Identification and classification of coherent flow structures in the plasma of the Sun’s photosphere

The Sun is a star with a cyclic magnetic activity that can impact all the solar system. Thus, the solar magnetic field can interact with the Earth's magnetic field, permitting the entrance of energetic particles in the upper atmosphere, affecting technological devices, telecommunications and human health. Therefore, understanding and predicting the solar magnetic activity is crucial for the prevention of possible negative mpacts of this activity on life on Earth. That is the focus of Space Weather Research.

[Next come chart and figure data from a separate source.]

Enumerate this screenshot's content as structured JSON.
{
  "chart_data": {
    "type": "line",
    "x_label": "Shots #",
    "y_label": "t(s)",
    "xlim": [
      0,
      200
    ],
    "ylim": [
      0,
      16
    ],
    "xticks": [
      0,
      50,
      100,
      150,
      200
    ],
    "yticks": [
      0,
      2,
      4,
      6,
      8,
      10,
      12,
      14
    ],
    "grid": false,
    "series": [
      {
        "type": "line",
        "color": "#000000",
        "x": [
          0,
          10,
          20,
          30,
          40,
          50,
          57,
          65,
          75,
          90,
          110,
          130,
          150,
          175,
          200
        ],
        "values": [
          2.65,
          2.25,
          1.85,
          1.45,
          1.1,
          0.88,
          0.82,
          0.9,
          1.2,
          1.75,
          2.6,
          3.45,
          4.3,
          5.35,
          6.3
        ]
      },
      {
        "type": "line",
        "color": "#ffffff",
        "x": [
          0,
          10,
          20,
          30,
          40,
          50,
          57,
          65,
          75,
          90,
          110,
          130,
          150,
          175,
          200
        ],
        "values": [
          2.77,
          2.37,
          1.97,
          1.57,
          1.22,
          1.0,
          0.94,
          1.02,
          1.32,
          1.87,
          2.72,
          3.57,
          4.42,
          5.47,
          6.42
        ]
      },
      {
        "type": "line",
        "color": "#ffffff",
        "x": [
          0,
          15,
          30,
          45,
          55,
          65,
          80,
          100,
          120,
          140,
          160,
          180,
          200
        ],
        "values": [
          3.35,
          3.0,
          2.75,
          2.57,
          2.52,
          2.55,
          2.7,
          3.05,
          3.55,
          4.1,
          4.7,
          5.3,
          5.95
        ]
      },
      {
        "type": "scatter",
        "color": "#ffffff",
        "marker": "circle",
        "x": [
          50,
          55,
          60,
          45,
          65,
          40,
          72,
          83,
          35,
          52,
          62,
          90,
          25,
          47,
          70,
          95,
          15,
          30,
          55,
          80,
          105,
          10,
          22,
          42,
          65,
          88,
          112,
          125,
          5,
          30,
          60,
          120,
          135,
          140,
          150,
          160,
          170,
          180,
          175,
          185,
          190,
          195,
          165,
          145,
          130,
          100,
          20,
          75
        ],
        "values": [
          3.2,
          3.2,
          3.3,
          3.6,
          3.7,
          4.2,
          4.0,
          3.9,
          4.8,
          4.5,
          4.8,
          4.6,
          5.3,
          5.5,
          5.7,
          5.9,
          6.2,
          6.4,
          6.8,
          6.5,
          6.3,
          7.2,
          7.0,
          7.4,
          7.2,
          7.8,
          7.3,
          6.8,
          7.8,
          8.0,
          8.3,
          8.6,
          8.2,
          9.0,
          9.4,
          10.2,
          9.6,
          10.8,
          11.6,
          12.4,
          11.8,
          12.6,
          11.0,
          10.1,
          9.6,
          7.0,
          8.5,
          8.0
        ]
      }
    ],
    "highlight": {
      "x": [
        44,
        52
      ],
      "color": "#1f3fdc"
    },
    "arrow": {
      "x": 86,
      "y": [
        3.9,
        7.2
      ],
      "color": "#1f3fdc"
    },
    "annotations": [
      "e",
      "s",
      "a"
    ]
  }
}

So far, the mechanism of magnetic field production in the Sun is not fully understood, although several models based on dynamo theory have been proposed to describe the characteristic features of the solar magnetic field, such as the formation of sunspots and their 11 years cycle. These spots are a manifestation of strong concentrations of magnetic field lines that are twisted by vortical motions of the conducting ionized gas right below the solar surface. The formation of such vortices is due to the intrinsic turbulence generated by temperature differences in the solar interior. The solar active regions are places in the solar surface where giant tubular magnetic structures emanating from sunspots can interact and reconnect, releasing enormous amounts of energy and plasma into the interplanetary medium. When these plasma ejections reach the Earth, they can cause the so called geomagnetic storms. In this project we will develop novel numerical techniques to detect vortices in the Sun, and we expect to be able to anticipate their formation based on satellite images and simulations.